Viral Spread in Mobile Social Network using Network Coding

Abstract

Delay tolerant ad hoc network between mobile devices is a promising paradigm which can avoid significant cost of cellular data transfer. Many interesting applications such as peer-to-peer file transfer, micro-blogging etc. are possible on this network. We propose viral spread (Many-to-all broadcast) for such networks. Viral spread can be useful to variety of such applications as well as for routing protocols which require flooding of control messages. As these devices are carried by humans, we exploit properties of human mobility like overlapping community structure and heterogeneous popularity of nodes for efficient forwarding. Buffering all packets from all sources of community at each node is prohibitive.
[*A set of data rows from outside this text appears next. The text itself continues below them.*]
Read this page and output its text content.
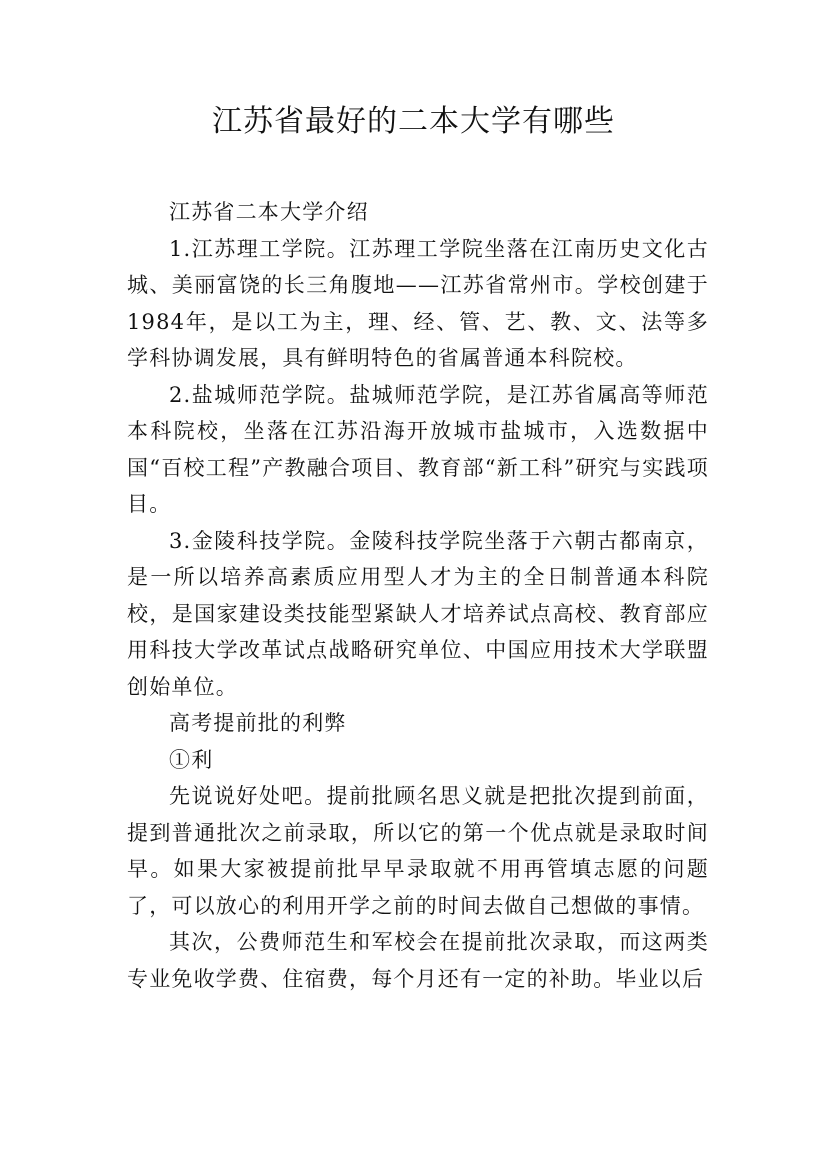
江苏省最好的二本大学有哪些

江苏省二本大学介绍

1.江苏理工学院。江苏理工学院坐落在江南历史文化古城、美丽富饶的长三角腹地——江苏省常州市。学校创建于1984年，是以工为主，理、经、管、艺、教、文、法等多学科协调发展，具有鲜明特色的省属普通本科院校。

2.盐城师范学院。盐城师范学院，是江苏省属高等师范本科院校，坐落在江苏沿海开放城市盐城市，入选数据中国“百校工程”产教融合项目、教育部“新工科”研究与实践项目。

3.金陵科技学院。金陵科技学院坐落于六朝古都南京，是一所以培养高素质应用型人才为主的全日制普通本科院校，是国家建设类技能型紧缺人才培养试点高校、教育部应用科技大学改革试点战略研究单位、中国应用技术大学联盟创始单位。

高考提前批的利弊

①利

先说说好处吧。提前批顾名思义就是把批次提到前面，提到普通批次之前录取，所以它的第一个优点就是录取时间早。如果大家被提前批早早录取就不用再管填志愿的问题了，可以放心的利用开学之前的时间去做自己想做的事情。

其次，公费师范生和军校会在提前批次录取，而这两类专业免收学费、住宿费，每个月还有一定的补助。毕业以后
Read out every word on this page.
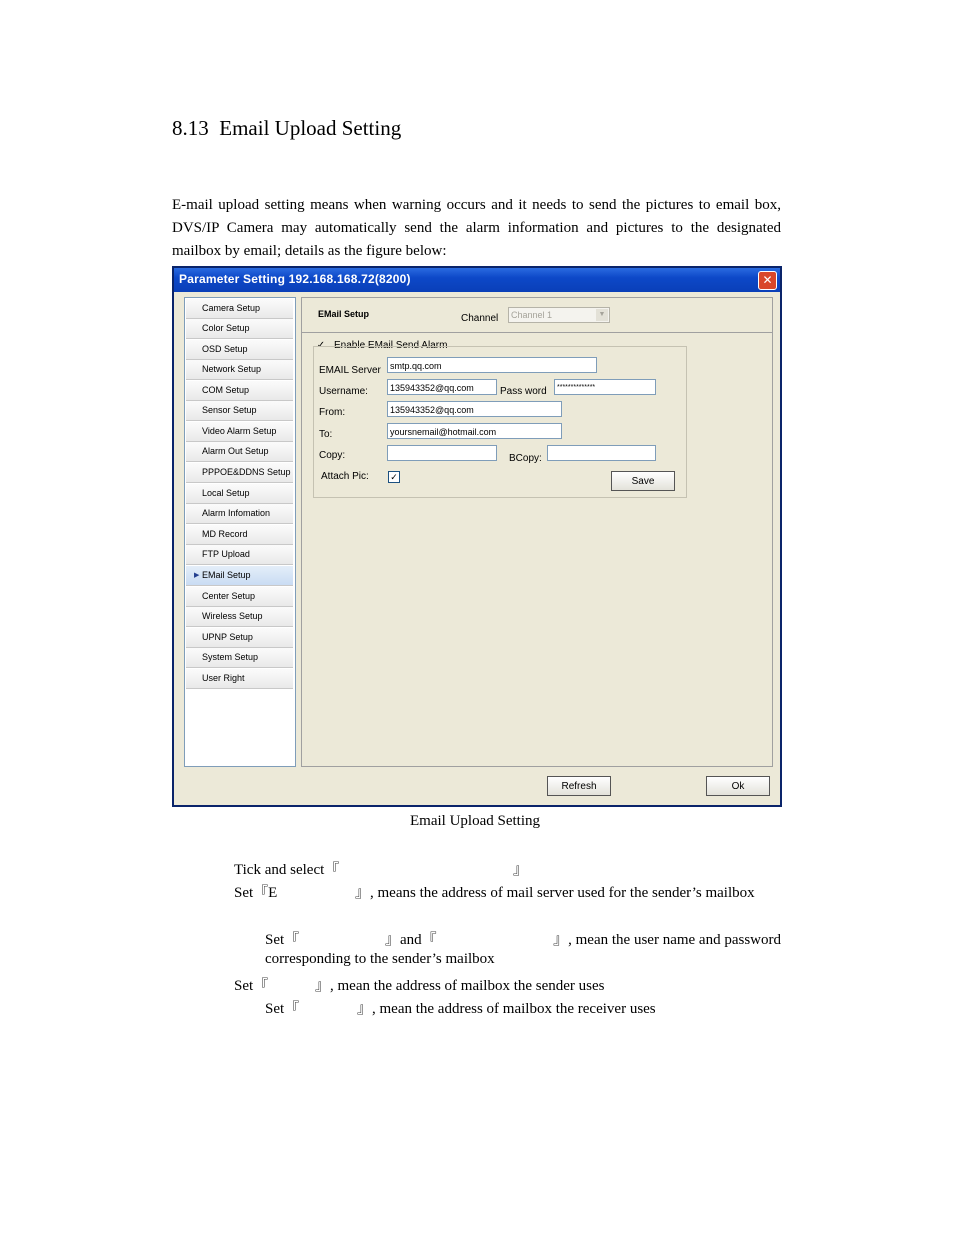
8.13 Email Upload Setting
E-mail upload setting means when warning occurs and it needs to send the pictures to email box,
DVS/IP Camera may automatically send the alarm information and pictures to the designated
mailbox by email; details as the figure below:
Parameter Setting 192.168.168.72(8200)	✕
Camera Setup
Color Setup
OSD Setup
Network Setup
COM Setup
Sensor Setup
Video Alarm Setup
Alarm Out Setup
PPPOE&DDNS Setup
Local Setup
Alarm Infomation
MD Record
FTP Upload
▶ EMail Setup
Center Setup
Wireless Setup
UPNP Setup
System Setup
User Right
EMail Setup	Channel	Channel 1	▼
✓ Enable EMail Send Alarm
EMAIL Server	smtp.qq.com
Username:	135943352@qq.com	Pass word	**************
From:	135943352@qq.com
To:	yoursnemail@hotmail.com
Copy:	BCopy:
Attach Pic: ✓	Save
Refresh	Ok
Email Upload Setting
Tick and select『	』
Set『E	』, means the address of mail server used for the sender’s mailbox
Set『	』and『	』, mean the user name and password
corresponding to the sender’s mailbox
Set『	』, mean the address of mailbox the sender uses
Set『	』, mean the address of mailbox the receiver uses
As buffer space is limited and buffer occupancy level also has an impact on energy requirements, to reduce buffer usage, we probabilistically buffer received packet for forwarding. To offset for the loss in performance due to this, we employ network coding. Network coding is a mechanism in which nodes encode two or more incoming packets and forward encoded packets instead of forwarding them as it is. To compare performance of viral spread, we also modify epidemic routing from unicast to broadcast and from deterministic buffering all the packets to probabilistic buffering. As simulation results suggest, viral spread achieves significantly high packet delivery percentage and low average delivery delay than modified epidemic routing. From simulation results, we also suggest optimal values of forwarding probability and generation size to be used in viral spread.